Fittingly, it turns out.

Just a few years later, the construction boom turned into a bust when the bubble burst, making Spain one of the hardest hit countries as the financial crisis swept the world and effectively mothballing the airport.

Now, a Chinese investment company is set to buy the airport former known as Don Quixote—for a paltry €10,000, or $11,000. In fact, it was the only bidder.

The deserted airport is one of the more famous examples of the boom—from apartment complexes to highways—that have given much of Spain the feeling of an empty ghost town.

Ciudad Real airport was built to handle more than 10 million travelers a year. It even has a runway large enough to hold the world’s largest passenger airplane, the Airbus A380—but the airport has sat almost unused since its opening.

In fact, Ciudad Real airport is not even the only deserted brand-new airport in Spain.
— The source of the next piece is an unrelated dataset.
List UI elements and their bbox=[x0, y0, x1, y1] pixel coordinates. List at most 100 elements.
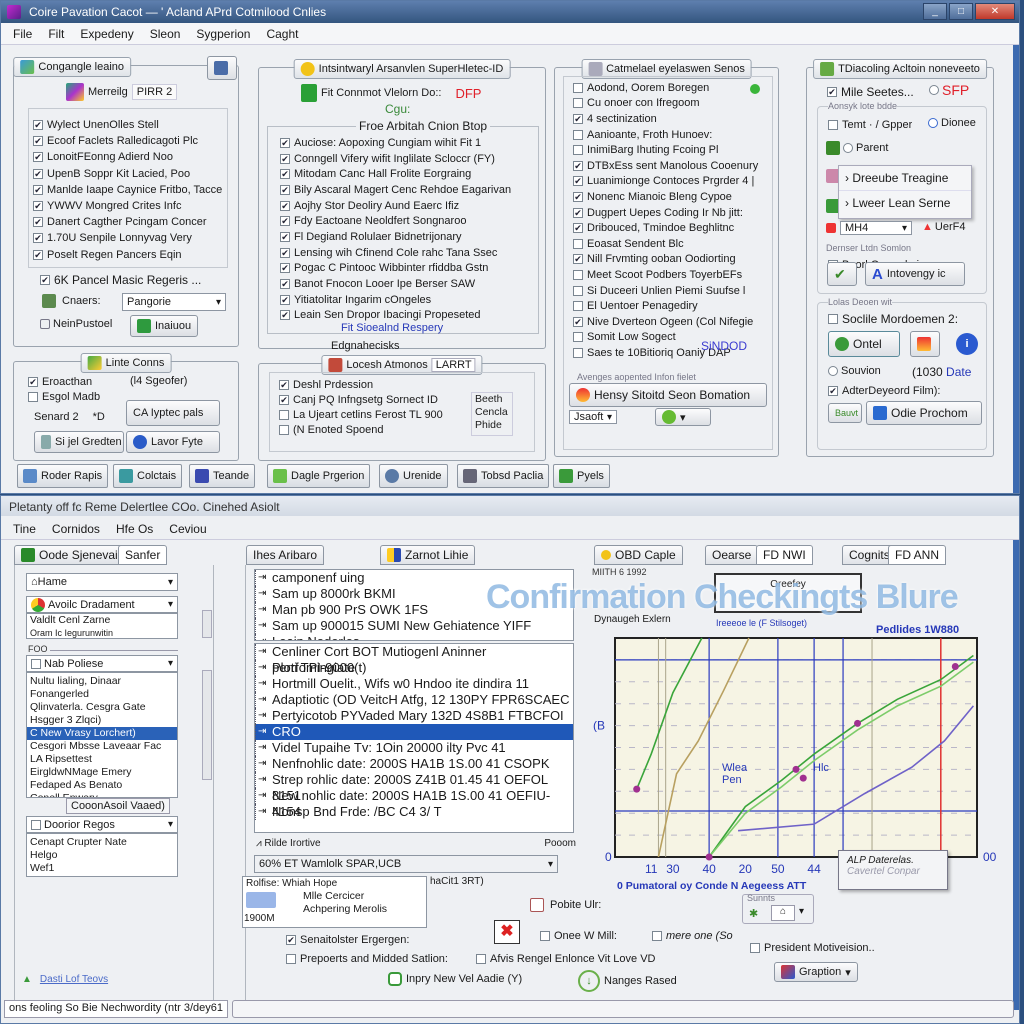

Both Lleida–Alguaire Airport in Catalonia and Castellón–Costa Azahar Airport near Valencia remain practically unused since construction, The Guardian says; the first commercial flight took off from Castellón airport this year, over four years after opening.

Chinese investment company Tzaneen International was the sole bidder for the airport in a public auction. The price includes the majority of the airport grounds and buildings—but Tzaneen says that it is ready to invest up to €100 million in restoring the airport, which it hopes to turn into a European hub for Chinese cargo planes.

The deal is not done, however. The airport was put originally put on sale for €110 million, but later revised down to €40 million. Because Tzaneen’s lone offer was less than 70% of the asking price, potential competitors have 20 days to come up with something better.

If no-one steps forward, Tzaneen will have its own state-of-the-art airport for the same price as a used 2015 Nissan Versa.